Their methodical discussion helps identify key priority areas for crop biotech research in Africa. This article will be useful to policy analysts, decision makers and research managers working in the field.
Source: The National Agricultural Biotechnology Council (NABC, USA) | July 2006
These proceedings from the 2006 World Congress on Industrial Biotechnology and Bioprocessing broadly focus on the development of new biotechnology and bioprocessing industries, including biofuel crops.
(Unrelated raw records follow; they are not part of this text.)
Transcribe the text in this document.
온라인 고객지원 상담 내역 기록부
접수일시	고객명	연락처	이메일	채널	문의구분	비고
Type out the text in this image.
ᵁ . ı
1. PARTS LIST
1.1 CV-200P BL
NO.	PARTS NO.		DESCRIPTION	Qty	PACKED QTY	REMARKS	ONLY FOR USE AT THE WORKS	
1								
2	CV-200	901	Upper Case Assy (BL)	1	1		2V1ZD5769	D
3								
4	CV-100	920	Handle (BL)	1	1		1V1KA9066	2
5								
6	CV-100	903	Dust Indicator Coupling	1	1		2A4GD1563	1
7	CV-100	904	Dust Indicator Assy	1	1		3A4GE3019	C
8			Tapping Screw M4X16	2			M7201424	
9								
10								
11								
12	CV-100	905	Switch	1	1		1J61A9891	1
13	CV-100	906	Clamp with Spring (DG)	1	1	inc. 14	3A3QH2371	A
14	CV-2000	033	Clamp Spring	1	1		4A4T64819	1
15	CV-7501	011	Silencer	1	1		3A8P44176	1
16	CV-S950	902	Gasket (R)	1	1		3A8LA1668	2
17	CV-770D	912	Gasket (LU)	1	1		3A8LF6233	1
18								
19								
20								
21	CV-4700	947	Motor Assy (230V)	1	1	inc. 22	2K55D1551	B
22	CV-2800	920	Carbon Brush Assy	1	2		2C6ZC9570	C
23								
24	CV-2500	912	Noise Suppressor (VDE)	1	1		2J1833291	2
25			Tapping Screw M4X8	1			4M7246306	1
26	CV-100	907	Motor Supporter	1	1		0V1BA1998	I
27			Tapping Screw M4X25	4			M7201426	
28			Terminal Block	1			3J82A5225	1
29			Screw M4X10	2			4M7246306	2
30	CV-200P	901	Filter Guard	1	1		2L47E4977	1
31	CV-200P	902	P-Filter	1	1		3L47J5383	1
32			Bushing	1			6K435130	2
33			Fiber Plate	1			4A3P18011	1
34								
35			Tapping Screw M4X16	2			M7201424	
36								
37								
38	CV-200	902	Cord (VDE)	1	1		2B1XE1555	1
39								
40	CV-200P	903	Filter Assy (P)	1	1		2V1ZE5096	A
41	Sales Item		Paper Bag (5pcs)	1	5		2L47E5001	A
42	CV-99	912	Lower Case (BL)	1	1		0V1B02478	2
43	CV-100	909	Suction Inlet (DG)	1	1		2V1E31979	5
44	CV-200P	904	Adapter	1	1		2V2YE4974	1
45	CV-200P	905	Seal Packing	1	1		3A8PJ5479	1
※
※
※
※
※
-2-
Although they give a predominantly developed world perspective, they may be of interest to developing countries examining the potential of GM crops or other agricultural biotechnologies for producing energy or industrial compounds to address their own priorities and needs.
The discussions range across scientific, technical, economic and political topics. The section on feedstocks for bioprocessing is particularly interesting as it considers the potential for creating new molecules from plants, biomass harvesting and processing to produce energy.
Source: African Technology Development Forum | 2006
This issue of the African Technology Development Forum Journal highlights technology transfer in Africa. In particular, it looks at the different ways technology is transferred to and from Africa, and how these vary across the continent. It discusses international organisations' role in agricultural technology transfer and examines how both international and local public-private partnerships can help transfer technology in all sectors of the economy.